Here Master Levitas touched his sister lightly, not because he
objected
to her line of attack but to remind her that it was right and proper to give her opponents an opportunity to understand the words that would soon, with God’s help, defeat them. Once more Abulafia, the accused, had to be asked to serve as interpreter, this time in the opposite direction, from Frankish to Arabic. Even though he now stood between his uncle and his wife, the two beings who were dearest to him in the world, he turned his gaze toward Rabbi Elbaz, who was standing facing him in his rabbinical robe, which was worn out by the nights and days on board ship, nodding his head slightly as though in prayer and swallowing every word that was uttered as if it were a sweetmeat. As earlier the younger partner’s life had been conjured up in the deposition of his senior partner, now it continued to be
recounted
through the startling thoughts of his new, vivacious wife, who so embellished her argument with every small detail of her husband’s life, even some he had forgotten himself, that at times he had to halt the spate of words in order to examine, before translating, whether what his wife was saying about him had really happened.

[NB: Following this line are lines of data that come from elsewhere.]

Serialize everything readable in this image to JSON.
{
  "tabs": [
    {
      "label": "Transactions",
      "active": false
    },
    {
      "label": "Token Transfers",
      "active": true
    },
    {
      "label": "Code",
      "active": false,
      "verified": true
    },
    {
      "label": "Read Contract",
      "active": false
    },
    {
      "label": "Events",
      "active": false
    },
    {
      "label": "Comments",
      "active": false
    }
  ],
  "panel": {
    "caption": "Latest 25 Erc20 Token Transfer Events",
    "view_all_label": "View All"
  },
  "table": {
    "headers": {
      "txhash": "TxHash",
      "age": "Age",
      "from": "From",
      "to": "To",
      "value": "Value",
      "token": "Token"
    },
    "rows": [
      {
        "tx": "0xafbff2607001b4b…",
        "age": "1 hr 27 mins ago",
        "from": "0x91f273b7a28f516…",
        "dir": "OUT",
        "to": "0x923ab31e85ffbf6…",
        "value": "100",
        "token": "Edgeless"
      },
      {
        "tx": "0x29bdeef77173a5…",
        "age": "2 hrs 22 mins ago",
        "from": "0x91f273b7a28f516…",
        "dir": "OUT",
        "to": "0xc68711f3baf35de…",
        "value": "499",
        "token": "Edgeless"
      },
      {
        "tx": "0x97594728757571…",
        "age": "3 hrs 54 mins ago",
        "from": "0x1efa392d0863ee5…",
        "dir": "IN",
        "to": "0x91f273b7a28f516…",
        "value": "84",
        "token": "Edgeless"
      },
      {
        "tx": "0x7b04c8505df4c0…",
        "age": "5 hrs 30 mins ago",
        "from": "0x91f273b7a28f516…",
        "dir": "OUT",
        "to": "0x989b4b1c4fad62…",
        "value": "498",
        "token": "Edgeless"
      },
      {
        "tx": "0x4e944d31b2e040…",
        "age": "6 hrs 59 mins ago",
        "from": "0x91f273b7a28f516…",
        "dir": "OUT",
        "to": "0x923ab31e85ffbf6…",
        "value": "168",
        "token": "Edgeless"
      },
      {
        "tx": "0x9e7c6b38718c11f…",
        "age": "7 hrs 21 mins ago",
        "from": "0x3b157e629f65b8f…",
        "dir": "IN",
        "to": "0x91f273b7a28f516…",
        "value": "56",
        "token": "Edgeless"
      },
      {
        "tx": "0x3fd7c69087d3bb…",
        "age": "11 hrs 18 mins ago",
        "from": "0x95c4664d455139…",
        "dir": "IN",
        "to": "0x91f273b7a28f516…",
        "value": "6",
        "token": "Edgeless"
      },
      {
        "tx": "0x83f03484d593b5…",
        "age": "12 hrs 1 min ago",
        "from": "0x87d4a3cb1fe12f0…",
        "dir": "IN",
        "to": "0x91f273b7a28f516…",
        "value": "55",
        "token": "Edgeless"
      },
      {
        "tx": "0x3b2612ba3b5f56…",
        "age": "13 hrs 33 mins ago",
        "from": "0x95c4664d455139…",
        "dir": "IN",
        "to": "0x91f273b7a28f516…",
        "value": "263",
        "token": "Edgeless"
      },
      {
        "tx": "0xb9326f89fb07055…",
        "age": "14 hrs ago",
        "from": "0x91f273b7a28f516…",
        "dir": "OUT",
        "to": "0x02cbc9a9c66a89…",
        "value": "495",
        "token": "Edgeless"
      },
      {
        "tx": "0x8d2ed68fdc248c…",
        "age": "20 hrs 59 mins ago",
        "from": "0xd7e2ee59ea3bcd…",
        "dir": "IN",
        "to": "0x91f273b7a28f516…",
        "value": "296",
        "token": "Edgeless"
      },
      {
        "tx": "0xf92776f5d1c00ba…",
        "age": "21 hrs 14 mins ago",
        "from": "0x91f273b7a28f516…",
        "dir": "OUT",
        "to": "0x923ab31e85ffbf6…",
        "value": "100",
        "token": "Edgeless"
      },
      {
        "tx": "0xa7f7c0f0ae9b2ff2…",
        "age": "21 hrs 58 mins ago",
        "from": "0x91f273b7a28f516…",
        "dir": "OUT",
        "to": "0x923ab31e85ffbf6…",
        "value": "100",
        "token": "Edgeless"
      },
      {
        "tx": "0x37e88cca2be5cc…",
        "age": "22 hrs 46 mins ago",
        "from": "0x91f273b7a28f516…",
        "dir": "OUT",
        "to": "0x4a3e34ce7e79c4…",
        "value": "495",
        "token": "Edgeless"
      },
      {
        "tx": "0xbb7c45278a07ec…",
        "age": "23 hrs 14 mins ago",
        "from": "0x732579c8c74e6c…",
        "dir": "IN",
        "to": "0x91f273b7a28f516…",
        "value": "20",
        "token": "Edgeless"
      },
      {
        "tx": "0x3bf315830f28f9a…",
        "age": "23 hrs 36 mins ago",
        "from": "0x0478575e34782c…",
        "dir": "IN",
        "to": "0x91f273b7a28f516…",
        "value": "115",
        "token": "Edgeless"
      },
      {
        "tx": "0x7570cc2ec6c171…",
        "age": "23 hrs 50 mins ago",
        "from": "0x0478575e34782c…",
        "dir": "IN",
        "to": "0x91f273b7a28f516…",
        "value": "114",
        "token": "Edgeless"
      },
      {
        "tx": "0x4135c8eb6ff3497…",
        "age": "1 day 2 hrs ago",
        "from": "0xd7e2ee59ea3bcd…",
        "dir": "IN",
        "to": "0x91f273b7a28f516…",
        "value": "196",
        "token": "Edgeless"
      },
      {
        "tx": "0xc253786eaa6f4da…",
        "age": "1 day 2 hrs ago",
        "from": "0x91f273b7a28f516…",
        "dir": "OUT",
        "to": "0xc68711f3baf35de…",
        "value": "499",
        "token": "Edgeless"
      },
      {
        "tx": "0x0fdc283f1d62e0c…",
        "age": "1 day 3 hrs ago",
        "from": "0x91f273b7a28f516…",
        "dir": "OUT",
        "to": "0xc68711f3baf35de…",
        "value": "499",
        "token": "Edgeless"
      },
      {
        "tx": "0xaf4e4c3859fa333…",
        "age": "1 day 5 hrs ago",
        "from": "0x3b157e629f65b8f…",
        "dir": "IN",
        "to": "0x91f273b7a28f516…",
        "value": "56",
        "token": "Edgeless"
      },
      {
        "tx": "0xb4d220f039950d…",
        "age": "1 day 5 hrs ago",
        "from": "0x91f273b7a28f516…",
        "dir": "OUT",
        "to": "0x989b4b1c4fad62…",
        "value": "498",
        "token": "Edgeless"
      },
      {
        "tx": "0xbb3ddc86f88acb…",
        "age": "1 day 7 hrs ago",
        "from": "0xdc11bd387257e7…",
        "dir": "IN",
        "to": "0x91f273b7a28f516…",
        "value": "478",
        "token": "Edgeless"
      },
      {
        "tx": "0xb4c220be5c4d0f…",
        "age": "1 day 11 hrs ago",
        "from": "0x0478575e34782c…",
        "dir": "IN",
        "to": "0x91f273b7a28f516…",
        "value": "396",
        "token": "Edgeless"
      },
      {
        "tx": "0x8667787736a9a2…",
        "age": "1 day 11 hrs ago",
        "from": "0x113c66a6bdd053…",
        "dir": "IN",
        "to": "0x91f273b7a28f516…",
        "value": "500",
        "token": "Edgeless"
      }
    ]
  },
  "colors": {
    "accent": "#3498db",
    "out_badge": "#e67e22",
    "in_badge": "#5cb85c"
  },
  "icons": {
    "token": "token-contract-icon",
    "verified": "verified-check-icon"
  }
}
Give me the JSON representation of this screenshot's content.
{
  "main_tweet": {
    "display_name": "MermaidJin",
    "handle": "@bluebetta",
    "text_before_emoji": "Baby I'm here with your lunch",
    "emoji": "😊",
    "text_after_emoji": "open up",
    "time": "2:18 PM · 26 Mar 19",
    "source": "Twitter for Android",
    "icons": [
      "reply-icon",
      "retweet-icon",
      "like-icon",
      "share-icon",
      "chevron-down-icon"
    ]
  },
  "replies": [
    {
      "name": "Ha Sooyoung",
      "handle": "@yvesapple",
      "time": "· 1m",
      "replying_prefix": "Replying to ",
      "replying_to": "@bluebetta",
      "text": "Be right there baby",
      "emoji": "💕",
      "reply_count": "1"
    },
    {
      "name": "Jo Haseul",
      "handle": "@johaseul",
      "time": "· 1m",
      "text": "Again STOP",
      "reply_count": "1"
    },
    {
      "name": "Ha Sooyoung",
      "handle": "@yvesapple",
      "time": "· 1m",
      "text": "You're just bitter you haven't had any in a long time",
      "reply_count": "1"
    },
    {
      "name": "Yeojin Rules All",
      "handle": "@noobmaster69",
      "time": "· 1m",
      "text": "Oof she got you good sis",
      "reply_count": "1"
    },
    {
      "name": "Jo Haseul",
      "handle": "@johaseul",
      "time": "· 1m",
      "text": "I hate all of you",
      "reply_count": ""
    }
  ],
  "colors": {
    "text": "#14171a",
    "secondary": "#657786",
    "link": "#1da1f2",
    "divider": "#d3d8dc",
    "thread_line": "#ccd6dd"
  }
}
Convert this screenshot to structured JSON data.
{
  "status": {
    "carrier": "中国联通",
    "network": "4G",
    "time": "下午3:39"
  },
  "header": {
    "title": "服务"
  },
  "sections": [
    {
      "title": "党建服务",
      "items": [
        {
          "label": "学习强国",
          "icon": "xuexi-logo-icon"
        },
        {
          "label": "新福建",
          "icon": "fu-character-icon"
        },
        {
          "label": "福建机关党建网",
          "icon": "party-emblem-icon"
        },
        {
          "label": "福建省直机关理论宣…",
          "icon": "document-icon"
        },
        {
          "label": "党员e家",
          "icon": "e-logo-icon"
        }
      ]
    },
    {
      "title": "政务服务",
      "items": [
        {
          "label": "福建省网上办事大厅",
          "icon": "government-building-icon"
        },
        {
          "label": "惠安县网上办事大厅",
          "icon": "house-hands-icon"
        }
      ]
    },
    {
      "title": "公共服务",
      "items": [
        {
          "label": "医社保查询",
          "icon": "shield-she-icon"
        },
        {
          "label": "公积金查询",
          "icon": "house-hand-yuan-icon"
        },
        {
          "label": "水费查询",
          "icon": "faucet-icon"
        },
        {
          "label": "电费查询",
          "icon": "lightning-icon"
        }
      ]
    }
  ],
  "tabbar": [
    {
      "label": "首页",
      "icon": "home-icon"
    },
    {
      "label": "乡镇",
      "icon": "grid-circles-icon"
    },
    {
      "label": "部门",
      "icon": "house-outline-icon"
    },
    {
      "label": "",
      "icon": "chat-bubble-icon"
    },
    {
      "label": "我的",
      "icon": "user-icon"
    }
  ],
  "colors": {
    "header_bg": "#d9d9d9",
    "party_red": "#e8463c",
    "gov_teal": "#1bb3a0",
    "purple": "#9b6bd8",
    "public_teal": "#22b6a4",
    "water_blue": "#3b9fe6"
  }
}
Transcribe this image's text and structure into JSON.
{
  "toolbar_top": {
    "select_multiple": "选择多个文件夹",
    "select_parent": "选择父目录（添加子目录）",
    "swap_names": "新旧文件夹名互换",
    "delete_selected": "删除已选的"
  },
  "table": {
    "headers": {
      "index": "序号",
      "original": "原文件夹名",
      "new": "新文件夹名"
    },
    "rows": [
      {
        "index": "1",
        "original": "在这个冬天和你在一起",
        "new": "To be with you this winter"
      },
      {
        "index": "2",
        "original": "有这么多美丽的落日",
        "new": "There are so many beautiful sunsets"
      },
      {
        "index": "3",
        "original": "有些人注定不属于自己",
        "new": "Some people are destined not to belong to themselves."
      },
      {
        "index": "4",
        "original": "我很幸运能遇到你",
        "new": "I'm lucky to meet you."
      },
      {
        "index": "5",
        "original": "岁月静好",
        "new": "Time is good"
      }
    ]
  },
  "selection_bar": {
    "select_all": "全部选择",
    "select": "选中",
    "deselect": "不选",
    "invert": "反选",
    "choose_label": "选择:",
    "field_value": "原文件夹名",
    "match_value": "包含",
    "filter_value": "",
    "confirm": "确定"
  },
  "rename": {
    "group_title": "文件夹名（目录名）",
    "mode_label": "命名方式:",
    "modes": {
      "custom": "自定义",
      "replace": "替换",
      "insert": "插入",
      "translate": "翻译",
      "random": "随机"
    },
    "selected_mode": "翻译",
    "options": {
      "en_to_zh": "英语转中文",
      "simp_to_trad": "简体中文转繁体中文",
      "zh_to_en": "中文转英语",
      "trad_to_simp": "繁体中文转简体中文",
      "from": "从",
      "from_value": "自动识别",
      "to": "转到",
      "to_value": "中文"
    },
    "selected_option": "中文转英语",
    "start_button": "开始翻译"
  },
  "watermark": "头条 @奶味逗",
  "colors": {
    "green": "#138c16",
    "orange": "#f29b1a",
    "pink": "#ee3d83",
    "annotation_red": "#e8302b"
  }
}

But what could such an examination avail, when it was only now, in the semidarkness of the winery, that he understood that his wife had devotedly collected every detail he had told her about his life and his travels, like someone compulsively gathering oysters on the seashore in the belief that each one must contain a small pearl? At their first meeting in Orléans, before that blazing hearth, when the proper widow had been startled by the willingness of this dark-skinned, curly-haired young merchant from North Africa to talk to her shyly but frankly about himself, she had asked herself how it was that this good-looking, easygoing man had been roaming the forests and villages of a strange land for seven years without attempting to marry and set up a home. On that first night, Mistress Esther-Minna explained, she had
understood
that only a man whose love for his wife continued to well up inside him like a gushing spring, even if that wife no longer existed, could behave in this way. But if that was truly so, she had continued to ask herself, how was it possible for that drowned wife, who had
received
such great love from her husband, to get up one day, dismiss so easily everything that had been lavished upon her, abandon her
husband,
pluck colored ribbons from the clothes of her baby daughter, who needed her so much, and bind her hands and feet and throw herself into the sea?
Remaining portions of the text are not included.